Abstract: SA-PO011
Natural Language Processing for Extracting Kidney Biopsy Pathology Diagnoses: The Houston Methodist Hospital Kidney Biopsy Registry
Session Information
- Augmented Intelligence, Large Language Models, and Digital Health
October 26, 2024 | Location: Exhibit Hall, Convention Center
Abstract Time: 10:00 AM - 12:00 PM
Category: Augmented Intelligence, Digital Health, and Data Science
- 300 Augmented Intelligence, Digital Health, and Data Science
Authors
- Bobart, Shane A., Houston Methodist Hospital, Houston, Texas, United States
- Hsu, Enshuo, Houston Methodist Hospital, Houston, Texas, United States
- Truong, Luan D., Houston Methodist Hospital, Houston, Texas, United States
- Waterman, Amy D., Houston Methodist Hospital, Houston, Texas, United States
- Jones, Stephen L., Houston Methodist Hospital, Houston, Texas, United States
- Shafi, Tariq, Houston Methodist Hospital, Houston, Texas, United States
Background
Kidney biopsy reports provide detailed description of kidney pathology, but the diagnosis is not captured as searchable, discrete data in electronic health records (EHR) requiring labor-intensive manual review and abstraction. We sought to use Natural Language Processing (NLP) to extract kidney biopsy pathology diagnoses as an initial step to create an automatically updated Houston Methodist Hospital Kidney Biopsy Registry (HM-KBR).
Methods
We identified 3,087 native kidney biopsies (2,700 patients) from June 2016 to December 2023. We extracted 1000 native kidney biopsy reports in PDF format from the Epic EHR. A domain expert (SAB) manually annotated the primary diagnosis in the 1000 reports and a renal pathologist (LT) validated 20% (n=200). We processed the PDFs into machine-readable free text with SQL server (database management software) and Python (programming language). We split the biopsy reports into a training set (80%) and used the bidirectional encoder representations from transformers (BERT) NLP model to extract primary diagnoses. We evaluated the NLP model performance in a stand-alone test set (20%).

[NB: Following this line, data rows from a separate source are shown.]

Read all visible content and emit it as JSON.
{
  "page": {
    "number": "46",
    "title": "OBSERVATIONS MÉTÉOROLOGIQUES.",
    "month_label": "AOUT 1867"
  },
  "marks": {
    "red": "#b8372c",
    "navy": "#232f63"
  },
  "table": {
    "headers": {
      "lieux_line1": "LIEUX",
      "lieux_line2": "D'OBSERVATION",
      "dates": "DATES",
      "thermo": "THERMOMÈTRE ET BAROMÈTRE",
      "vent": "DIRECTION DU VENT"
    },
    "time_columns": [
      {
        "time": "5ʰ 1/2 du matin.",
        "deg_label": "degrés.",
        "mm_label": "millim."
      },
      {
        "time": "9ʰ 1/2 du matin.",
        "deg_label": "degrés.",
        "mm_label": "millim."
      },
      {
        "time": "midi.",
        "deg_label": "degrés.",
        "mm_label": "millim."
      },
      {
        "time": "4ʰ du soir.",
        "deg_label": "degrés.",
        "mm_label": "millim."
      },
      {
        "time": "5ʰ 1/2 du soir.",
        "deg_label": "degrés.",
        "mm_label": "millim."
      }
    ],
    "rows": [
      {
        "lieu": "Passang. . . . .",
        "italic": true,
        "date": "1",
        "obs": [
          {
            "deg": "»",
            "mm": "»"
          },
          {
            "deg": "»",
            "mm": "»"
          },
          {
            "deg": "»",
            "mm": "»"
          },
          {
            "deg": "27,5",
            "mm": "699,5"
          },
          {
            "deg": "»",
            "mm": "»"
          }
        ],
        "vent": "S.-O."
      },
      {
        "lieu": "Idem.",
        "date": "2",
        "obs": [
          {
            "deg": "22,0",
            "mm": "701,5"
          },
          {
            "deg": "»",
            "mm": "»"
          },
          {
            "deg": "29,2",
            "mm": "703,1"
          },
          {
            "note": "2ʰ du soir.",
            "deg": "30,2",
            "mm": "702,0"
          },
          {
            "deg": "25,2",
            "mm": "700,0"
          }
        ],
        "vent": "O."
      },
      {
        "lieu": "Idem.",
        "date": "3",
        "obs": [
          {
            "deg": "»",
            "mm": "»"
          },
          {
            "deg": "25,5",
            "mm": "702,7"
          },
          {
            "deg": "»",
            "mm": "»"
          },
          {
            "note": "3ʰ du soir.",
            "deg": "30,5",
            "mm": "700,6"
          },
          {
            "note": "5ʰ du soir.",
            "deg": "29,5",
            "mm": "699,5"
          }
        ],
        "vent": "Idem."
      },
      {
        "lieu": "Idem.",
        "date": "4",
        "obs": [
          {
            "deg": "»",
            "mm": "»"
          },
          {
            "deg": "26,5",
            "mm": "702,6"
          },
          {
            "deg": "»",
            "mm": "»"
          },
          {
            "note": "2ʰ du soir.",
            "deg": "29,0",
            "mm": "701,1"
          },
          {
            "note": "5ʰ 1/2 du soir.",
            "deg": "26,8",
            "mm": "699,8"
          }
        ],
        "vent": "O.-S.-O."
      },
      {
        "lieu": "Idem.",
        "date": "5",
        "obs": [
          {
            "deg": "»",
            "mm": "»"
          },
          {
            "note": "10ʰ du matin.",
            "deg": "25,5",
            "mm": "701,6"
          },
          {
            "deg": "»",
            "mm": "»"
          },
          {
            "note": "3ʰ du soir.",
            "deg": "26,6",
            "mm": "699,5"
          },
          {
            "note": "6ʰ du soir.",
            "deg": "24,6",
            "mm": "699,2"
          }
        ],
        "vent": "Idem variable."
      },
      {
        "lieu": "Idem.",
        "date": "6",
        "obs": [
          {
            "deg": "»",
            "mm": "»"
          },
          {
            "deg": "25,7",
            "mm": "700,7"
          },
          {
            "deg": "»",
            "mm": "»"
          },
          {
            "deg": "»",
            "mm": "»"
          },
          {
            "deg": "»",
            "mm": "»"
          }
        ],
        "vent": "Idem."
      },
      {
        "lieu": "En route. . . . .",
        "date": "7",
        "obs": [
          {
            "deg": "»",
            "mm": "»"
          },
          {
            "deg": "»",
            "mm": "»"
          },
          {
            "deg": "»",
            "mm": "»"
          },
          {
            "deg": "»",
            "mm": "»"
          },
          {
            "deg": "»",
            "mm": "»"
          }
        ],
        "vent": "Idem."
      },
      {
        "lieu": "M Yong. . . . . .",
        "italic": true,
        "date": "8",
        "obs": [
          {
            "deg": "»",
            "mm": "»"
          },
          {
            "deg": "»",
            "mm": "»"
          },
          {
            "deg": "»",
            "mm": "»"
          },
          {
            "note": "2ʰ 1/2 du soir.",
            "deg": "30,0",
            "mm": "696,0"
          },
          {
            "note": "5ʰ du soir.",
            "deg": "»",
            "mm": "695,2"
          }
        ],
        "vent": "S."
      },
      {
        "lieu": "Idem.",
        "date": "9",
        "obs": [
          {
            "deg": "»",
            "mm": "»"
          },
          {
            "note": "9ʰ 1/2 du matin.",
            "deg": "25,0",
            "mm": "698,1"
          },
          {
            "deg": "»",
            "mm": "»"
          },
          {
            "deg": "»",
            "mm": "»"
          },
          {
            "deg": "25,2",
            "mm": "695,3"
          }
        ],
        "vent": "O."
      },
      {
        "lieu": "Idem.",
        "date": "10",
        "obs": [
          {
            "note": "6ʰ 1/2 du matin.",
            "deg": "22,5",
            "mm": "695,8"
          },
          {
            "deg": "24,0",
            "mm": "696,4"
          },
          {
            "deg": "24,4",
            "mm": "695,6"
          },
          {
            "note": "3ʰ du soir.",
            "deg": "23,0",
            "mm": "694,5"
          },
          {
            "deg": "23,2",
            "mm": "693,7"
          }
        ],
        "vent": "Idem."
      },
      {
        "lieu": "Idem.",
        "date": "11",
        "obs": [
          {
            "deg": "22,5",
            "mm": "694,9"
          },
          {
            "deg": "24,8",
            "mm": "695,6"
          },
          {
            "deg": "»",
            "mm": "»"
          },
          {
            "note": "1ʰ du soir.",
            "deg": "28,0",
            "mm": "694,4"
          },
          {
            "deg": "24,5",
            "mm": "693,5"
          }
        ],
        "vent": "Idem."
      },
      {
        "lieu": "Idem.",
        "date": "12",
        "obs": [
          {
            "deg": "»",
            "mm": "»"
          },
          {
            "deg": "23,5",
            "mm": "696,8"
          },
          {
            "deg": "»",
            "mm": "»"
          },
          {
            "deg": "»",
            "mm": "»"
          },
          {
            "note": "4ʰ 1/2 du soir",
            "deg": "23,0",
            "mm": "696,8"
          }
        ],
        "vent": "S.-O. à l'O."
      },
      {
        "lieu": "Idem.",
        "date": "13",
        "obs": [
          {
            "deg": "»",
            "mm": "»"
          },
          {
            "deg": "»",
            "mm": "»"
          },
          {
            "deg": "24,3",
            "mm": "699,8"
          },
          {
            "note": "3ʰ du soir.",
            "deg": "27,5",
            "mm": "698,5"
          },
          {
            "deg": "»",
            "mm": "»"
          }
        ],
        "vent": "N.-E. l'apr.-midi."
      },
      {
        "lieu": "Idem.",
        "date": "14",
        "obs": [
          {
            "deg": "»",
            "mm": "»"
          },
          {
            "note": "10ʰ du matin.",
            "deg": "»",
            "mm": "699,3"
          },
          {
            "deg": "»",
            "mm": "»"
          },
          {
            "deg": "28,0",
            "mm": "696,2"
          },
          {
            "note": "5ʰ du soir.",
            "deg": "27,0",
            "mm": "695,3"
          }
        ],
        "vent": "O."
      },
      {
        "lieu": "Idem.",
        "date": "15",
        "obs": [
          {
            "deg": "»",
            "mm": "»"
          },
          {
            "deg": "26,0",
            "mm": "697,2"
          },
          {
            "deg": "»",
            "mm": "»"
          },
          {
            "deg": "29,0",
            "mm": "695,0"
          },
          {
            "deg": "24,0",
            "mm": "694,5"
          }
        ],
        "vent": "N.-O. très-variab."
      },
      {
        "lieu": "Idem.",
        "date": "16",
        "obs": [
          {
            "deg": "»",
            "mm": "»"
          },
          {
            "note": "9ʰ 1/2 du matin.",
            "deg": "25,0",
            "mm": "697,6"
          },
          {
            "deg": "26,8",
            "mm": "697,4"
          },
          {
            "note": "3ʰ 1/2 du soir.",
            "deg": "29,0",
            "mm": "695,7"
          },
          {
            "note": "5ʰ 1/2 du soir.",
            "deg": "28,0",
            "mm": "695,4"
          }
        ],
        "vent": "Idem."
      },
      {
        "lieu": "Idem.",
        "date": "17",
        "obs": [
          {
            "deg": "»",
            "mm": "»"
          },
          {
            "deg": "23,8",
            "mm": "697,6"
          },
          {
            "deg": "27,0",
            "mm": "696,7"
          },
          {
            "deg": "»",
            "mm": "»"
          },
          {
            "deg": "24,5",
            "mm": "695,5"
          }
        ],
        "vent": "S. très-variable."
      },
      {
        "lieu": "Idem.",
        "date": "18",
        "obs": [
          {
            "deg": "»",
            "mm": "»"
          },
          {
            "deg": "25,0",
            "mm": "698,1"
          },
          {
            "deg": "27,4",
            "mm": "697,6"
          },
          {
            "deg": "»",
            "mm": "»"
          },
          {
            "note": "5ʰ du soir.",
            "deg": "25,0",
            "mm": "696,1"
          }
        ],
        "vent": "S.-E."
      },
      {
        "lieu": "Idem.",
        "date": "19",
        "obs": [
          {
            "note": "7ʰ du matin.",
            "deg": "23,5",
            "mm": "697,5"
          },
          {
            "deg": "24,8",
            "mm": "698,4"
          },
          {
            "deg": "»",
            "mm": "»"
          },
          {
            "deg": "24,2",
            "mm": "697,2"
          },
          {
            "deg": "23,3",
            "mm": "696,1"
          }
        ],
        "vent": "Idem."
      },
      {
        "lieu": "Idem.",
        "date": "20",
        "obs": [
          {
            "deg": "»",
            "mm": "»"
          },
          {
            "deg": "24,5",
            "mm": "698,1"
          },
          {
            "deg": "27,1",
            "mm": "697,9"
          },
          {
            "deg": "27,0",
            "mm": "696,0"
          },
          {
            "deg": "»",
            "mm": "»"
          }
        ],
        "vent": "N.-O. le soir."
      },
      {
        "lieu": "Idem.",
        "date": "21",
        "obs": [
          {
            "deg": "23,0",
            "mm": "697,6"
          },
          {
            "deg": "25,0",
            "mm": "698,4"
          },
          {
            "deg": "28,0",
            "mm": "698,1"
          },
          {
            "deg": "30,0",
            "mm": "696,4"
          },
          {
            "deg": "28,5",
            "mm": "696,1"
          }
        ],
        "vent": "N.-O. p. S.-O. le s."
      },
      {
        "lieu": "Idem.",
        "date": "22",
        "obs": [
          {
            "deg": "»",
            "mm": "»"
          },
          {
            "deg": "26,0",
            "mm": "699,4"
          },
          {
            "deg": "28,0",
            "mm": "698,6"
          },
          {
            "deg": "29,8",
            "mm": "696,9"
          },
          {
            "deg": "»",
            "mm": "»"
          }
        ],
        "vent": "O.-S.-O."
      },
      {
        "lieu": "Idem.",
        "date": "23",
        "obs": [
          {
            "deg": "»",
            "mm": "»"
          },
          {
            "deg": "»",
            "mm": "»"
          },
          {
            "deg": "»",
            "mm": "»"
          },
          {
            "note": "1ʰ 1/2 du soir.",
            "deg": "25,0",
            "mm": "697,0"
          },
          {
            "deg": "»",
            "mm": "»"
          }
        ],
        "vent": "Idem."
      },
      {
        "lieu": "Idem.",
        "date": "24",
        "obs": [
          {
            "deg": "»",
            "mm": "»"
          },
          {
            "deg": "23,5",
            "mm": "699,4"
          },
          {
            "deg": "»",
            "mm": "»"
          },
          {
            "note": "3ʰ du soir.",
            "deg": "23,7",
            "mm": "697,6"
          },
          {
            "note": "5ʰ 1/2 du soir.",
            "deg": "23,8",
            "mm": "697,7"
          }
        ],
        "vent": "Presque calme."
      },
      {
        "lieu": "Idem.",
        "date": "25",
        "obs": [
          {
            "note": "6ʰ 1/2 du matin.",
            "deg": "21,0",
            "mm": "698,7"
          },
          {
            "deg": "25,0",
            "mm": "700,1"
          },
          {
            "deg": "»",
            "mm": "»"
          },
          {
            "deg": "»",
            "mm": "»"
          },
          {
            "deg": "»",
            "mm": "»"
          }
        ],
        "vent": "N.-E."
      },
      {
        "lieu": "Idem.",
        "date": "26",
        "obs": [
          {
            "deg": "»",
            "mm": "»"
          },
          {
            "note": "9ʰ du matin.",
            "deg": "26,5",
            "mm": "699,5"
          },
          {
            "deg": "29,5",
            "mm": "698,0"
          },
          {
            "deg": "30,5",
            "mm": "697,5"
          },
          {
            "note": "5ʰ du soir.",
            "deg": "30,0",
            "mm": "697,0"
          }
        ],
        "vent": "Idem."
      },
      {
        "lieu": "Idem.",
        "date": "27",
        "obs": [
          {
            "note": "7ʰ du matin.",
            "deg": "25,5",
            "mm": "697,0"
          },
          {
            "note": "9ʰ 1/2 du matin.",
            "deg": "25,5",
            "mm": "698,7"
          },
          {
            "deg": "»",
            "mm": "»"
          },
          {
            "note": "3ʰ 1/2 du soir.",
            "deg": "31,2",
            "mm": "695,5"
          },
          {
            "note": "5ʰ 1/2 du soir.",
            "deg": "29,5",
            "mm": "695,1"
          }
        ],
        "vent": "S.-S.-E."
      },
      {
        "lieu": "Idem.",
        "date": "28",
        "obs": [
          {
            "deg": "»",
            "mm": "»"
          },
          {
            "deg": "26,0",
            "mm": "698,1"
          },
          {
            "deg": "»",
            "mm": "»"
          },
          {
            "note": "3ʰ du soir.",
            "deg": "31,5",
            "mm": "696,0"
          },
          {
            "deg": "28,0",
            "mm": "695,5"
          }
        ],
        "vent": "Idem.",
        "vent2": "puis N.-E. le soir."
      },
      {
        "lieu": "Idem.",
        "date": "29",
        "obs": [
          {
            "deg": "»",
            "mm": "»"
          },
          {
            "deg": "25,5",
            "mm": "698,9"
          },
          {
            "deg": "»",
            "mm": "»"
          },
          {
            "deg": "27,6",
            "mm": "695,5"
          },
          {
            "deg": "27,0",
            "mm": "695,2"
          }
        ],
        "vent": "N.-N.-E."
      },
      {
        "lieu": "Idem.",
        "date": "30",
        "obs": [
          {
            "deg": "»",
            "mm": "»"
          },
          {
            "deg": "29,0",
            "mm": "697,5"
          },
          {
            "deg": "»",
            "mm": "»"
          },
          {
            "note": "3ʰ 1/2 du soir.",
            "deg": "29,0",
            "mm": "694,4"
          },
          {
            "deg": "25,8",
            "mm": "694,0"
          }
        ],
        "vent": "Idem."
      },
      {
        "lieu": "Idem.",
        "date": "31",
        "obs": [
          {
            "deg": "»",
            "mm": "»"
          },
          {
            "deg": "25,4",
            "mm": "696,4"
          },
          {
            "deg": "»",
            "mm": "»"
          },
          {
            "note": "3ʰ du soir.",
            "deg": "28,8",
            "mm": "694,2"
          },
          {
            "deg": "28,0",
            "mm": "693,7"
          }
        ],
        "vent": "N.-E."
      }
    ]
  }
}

The evaluation metrics included precision (false positive rate), recall (false negative rate), F1 score (harmonic mean of precision and recall, ranging 0 to 1, with 1 implying perfect model performance) and AUROC (overall performance, 1.0 is best). Due to the preliminary size of the training set, we limited the diagnosis types to those present in at least 20 reports for the evaluation metrics.
Results
The median age was 57 years, 50% were female, 28% Black and 23% Hispanic. The agreement between the two reviewers in the validation sample was assessed by Cohen’s kappa statistic (0.76; excellent). The NLP extracted diagnoses showed an F1 score of 0.66 and AUROC of 0.93 (Table 1).
Conclusion
Our preliminary data shows an accurate and scalable NLP based model to extract the primary diagnosis from free text kidney biopsy pathology reports.